Expand description
Checksummed persistent blocks built on top of bstack.
§Overview
bblock wraps any BStackAllocator and appends a 4-byte CRC32 checksum
to every allocation. You verify integrity at any time with
BBlock::verify or BBlockView::verify; if the stored checksum does
not match the current data, the block has been corrupted since it was last
written through the safe API.
The main types:
| Type | Role |
|---|---|
BBlockAllocator | Wraps a BStackAllocator; produces BBlocks |
BBlock | Checksummed block handle; source of views, readers, and writers |
BBlockView | Safe read/write window with subview support |
BBlockReader | Cursor-based io::Read + io::Seek over a view’s data |
BBlockWriter | Cursor-based io::Write + io::Seek that maintains the checksum |
§What this crate protects you from
Undetected silent corruption — bit rot, partial writes, and other
storage anomalies that change bytes without signalling an error. verify()
catches these as long as the checksum bytes themselves are intact.
§What this crate does not protect you from
unsafecode bypassing checksum tracking. Writing through a rawBStackSliceobtained viaBBlock::into_sliceleaves the checksum stale. The safe API (BBlockView,BBlockWriter) always recomputes it.- A buggy or malicious allocator. If the underlying
BStackAllocatorwrites to the wrong offsets or lengths, checksums cannot compensate. - Direct use of
bstack. Writing to the same region through abstackhandle updates the data but not the checksum.
§Detection, not recovery
bblock only detects corruption — it does not repair, revert, or
reconstruct. verify() returning false means the data must not be trusted,
but the crate provides no mechanism to restore a previous good value.
The CRC32 checksum is also not part of the allocator’s crash-recovery
strategy. When a bstack file is reopened after a crash the allocator
performs its own committed-length recovery; bblock’s checksum is
orthogonal to that.
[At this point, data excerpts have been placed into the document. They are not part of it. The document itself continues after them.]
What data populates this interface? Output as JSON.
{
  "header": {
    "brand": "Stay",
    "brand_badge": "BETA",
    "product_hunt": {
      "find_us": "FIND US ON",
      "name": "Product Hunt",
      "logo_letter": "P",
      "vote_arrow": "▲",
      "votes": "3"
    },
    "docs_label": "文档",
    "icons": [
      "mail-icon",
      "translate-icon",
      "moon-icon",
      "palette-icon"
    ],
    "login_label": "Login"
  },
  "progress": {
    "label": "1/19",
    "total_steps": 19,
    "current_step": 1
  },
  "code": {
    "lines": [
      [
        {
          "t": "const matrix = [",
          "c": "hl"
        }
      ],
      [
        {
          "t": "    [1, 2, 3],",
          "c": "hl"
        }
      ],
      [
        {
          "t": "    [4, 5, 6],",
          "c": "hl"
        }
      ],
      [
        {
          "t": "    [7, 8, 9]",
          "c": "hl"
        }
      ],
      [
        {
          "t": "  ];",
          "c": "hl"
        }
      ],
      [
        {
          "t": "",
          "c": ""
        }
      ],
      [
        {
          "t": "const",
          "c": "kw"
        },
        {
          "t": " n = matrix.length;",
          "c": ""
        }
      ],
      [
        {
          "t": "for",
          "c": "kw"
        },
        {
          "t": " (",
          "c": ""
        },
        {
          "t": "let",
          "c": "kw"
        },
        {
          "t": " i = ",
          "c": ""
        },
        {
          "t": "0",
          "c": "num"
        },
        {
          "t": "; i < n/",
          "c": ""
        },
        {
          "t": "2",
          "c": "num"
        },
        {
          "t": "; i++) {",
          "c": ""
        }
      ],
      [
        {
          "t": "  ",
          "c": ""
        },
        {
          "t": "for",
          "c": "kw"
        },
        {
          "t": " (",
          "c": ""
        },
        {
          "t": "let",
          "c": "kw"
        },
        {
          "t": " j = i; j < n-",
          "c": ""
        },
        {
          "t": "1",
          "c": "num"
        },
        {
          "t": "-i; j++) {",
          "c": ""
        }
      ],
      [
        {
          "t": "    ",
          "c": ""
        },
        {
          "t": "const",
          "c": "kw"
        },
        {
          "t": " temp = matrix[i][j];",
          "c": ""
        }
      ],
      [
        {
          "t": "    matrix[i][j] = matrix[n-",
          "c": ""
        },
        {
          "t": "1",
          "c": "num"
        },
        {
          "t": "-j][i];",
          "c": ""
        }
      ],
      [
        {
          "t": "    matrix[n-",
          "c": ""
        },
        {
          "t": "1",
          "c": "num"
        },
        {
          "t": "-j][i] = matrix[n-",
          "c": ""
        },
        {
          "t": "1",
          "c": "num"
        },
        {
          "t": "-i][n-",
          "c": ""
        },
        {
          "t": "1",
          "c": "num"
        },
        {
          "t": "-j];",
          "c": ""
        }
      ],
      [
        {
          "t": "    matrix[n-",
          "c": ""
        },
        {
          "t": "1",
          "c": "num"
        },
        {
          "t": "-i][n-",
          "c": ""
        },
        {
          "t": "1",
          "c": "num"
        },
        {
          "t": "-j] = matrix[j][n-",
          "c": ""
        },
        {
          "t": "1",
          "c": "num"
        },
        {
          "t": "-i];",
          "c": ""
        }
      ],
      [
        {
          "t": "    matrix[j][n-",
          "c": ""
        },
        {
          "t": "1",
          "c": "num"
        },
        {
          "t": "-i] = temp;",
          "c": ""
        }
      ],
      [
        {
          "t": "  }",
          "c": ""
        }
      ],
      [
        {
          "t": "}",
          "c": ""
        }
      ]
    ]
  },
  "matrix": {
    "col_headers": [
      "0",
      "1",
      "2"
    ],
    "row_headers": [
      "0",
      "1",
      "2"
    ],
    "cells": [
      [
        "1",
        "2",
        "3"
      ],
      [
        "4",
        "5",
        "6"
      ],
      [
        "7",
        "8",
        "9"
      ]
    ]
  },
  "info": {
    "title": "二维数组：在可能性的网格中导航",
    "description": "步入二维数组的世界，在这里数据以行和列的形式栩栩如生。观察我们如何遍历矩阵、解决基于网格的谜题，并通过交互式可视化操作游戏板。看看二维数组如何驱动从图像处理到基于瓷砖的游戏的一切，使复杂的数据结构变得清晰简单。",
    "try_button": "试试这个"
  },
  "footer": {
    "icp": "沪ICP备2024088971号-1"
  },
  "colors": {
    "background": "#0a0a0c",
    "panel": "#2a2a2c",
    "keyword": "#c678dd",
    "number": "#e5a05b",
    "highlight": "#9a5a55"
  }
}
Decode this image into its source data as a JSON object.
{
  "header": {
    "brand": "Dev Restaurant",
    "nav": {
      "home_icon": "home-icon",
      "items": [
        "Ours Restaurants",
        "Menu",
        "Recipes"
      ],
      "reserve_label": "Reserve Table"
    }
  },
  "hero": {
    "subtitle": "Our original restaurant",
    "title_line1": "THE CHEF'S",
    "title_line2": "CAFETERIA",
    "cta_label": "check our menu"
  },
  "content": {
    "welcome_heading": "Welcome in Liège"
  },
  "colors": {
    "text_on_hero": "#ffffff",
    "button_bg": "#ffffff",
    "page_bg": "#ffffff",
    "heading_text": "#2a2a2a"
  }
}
If you want checksum-based corruption detection baked
into allocation-level recovery, use an allocator that natively supports it.
§Limitations and caveats
- If the checksum bytes are also corrupted,
verify()may returntruefor corrupt data orfalsefor intact data, with no way to distinguish the two. CRC32 catches the vast majority of real-world corruption but is not a cryptographic guarantee. - Not a substitute for proper consistency strategies. For applications that require strong guarantees — write-ahead logs, copy-on-write pages, two-phase commit — checksums are a useful building block but do not replace those techniques. Reach for those tools rather than treating checksums as an escape hatch from studying them.
- Avoid double-wrapping small blocks. Storing a block reference (a
serialized
BBlock) inside anotherBBlockis valid, but the 4-byte checksum overhead is proportionally large for tiny payloads. Prefer coarser-grained checksumming for small structures.
§Quick start
use bstack::{BStack, LinearBStackAllocator};
use bblock::BBlockAllocator;
let stack = BStack::open("data.bstk").unwrap();
let alloc = BBlockAllocator::new(LinearBStackAllocator::new(stack));
// Allocate a 16-byte block (20 bytes on disk: 16 data + 4 checksum).
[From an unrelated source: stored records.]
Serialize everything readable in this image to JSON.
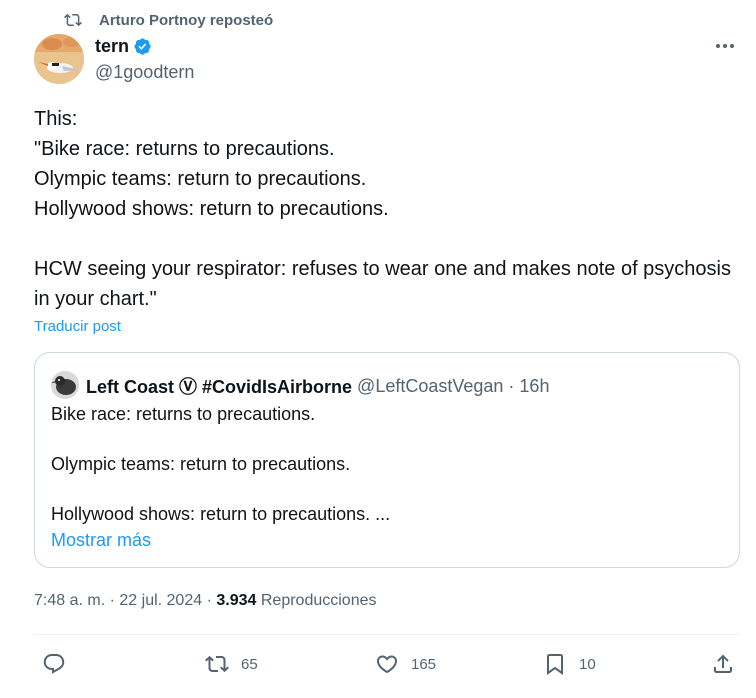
{
  "repost": {
    "text": "Arturo Portnoy reposteó"
  },
  "author": {
    "name": "tern",
    "handle": "@1goodtern"
  },
  "tweet": {
    "text": "This:\n\"Bike race: returns to precautions.\nOlympic teams: return to precautions.\nHollywood shows: return to precautions.\n\nHCW seeing your respirator: refuses to wear one and makes note of psychosis in your chart.\"",
    "translate": "Traducir post"
  },
  "quote": {
    "name": "Left Coast Ⓥ #CovidIsAirborne",
    "handle": "@LeftCoastVegan",
    "dot": "·",
    "time": "16h",
    "text": "Bike race: returns to precautions.\n\nOlympic teams: return to precautions.\n\nHollywood shows: return to precautions. ...",
    "show_more": "Mostrar más"
  },
  "meta": {
    "time": "7:48 a. m.",
    "sep": "·",
    "date": "22 jul. 2024",
    "views": "3.934",
    "views_label": "Reproducciones"
  },
  "actions": {
    "reply_icon": "reply-icon",
    "repost_count": "65",
    "like_count": "165",
    "bookmark_count": "10"
  },
  "colors": {
    "link": "#1d9bf0",
    "muted": "#536471",
    "text": "#0f1419"
  }
}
let block = alloc.alloc(16).unwrap();
block.view().write(b"hello, bblock!!!").unwrap();
assert!(block.verify().unwrap());
// Subview writes update the full-block checksum automatically.
block.view().subview(0, 5).write(b"world").unwrap();
assert!(block.verify().unwrap());Structs§
- BBlock
- A handle to a checksummed block allocated by a
BBlockAllocator. - BBlock
Allocator - Generic wrapper over any
BStackAllocatorthat transparently appends a 4-byte CRC32 checksum to every allocation. - BBlock
Reader - A cursor-based reader over the bytes covered by a
BBlockView. - BBlock
View - A safe read/write window into a sub-range of a
BBlock’s usable data. - BBlock
Writer - A cursor-based writer over the bytes covered by a
BBlockView.
Constants§
- CHECKSUM_
LENGTH - Number of bytes appended to every allocation for the CRC32 checksum.